Living Chemistry

Susan Marie Frontczak in character as Marie Curie.

Susan Marie Frontczak in character as Marie Curie.

Actress and storyteller Susan Marie Frontczak visited CHF in April as part of the first-ever Philadelphia Science Festival. Her one-woman show, Manya: A Living History of Marie Curie, depicts the life of the Nobel laureate from childhood to the discovery of radium. Frontczak left an engineering job at Hewlett-Packard to pursue storytelling and theater. Since 2001 she has transformed herself into such historical figures as Eleanor Roosevelt, Mary Shelley, and Irene Castle for audiences around the world.
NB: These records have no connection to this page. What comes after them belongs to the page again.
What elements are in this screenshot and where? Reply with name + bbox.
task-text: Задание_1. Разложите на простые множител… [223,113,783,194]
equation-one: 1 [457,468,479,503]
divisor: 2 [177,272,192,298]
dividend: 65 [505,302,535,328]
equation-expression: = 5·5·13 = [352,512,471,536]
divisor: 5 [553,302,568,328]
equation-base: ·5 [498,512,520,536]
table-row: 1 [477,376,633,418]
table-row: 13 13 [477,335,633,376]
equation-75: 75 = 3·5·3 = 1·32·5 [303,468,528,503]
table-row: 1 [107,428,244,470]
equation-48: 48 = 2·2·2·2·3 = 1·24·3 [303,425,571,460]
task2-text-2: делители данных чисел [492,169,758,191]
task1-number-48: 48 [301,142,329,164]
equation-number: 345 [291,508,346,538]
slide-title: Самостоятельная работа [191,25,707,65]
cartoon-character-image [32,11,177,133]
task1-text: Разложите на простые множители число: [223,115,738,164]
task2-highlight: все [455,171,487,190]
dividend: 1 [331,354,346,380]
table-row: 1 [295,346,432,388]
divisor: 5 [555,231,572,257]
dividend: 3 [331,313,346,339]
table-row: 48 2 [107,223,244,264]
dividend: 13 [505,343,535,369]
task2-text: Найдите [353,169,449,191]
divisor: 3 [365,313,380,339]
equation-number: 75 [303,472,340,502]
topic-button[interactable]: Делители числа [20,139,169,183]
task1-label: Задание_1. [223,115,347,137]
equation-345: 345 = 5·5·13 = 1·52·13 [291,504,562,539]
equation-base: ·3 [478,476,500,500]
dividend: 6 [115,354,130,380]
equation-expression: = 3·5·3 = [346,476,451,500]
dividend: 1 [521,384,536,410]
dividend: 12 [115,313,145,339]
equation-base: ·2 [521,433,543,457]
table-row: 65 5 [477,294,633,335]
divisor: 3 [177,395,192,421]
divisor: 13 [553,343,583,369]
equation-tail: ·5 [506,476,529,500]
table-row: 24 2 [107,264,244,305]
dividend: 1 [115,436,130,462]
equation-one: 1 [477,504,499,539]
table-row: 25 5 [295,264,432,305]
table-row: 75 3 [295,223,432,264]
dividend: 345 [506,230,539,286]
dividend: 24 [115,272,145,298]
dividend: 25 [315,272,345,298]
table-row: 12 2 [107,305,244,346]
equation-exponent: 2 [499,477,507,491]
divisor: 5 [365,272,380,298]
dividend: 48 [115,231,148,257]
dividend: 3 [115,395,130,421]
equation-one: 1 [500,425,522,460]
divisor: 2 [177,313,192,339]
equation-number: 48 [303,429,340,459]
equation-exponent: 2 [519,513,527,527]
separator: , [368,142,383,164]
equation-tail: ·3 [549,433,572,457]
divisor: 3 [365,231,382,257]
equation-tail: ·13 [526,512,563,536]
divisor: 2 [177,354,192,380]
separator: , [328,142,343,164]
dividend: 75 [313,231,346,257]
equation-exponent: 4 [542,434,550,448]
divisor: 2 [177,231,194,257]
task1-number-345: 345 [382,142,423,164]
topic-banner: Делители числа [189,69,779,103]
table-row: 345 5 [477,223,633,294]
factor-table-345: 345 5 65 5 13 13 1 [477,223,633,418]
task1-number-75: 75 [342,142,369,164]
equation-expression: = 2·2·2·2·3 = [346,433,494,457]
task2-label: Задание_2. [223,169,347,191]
Before her performance Frontczak spoke with Chemical Heritage’s Anne Fredrickson about her craft.–AF   

AF: What first attracted you to Marie Curie’s story?

SMF: When I was nine or ten years old, I read a juvenile biography of Marie Curie that had an image of her with a whole mountain of rock, with her digging through it to get this tiny little piece of radium. That image really stuck with me; even then I admired her perseverance.  

AF: You’ve said that it can take two to three years to develop your living-history characters. What was the process for Manya?

SMF: I wrote the script based on her writings, her letters, her vocabulary, and my understanding of her life. I went to Paris. I got permission through her granddaughter to look at the archives, hold her lab book, and look through her letters. And I read everything I could get my hands on. Historical accuracy is of high importance to me. I wanted the piece to be scientifically accurate but also understandable to nonscientists. I wanted people to realize, “Oh, this was a real human being.”

I also had to figure out my own justification for Marie Curie to stand up and talk to an audience for forty minutes or two hours. It’s not the kind of thing she would volunteer to do. That’s why Manya is set in 1915. During the war Curie actually solicited funds from people—not 100 or 300 or however many there are in my audiences—but from a handful of people sitting in a parlor. I pretend [the crowd is] this handful of people, there to help support the Red Cross and its mobile X-ray units, which Marie Curie helped develop. I let that be the framework: “You said you’d come to this fundraiser so long as I tell you my story. All right, I’ll tell you my story.” That’s an artifice, but through that framework we go back in time with her.

AF: Are there other aspects of her life you hope people will take away from your performance?

SMF: Different themes run through the show—and they speak to different people. Some people, for example, don’t know she was Polish. They walk away thinking, “Gee, I had always thought she was French.” Some people pick up on the fact that she was a lifelong teacher, and some notice more personal themes: her constant struggle for laboratory space or the fact that the Curies did not like being famous. Marie Curie wrote that their “lives were altogether ruined by honors and fame.”  

AF: Your performances draw scientists, nonscientists, families. How do you manage such mixed audiences?

SMF: When my audience includes children, I make the program more interactive. And there are always some lovely ways in which the audience members inform each other. I love having scientists, especially chemists, in the audience. There is an excerpt from Curie’s writings that I paraphrase in the show: “We used the adjoining yard for chemical operations that produce clouds of hydrogen sulfide and other irritating gases. But when it rained, we brought these inside.” To the nonscientist it sounds very matter of fact. But as soon as I say “clouds of hydrogen sulfide,” the chemists in the audience groan. That lets the people who aren’t chemists know that it was dangerous and that she didn’t regard the danger. Having that mix in the audience means they really teach each other without realizing it.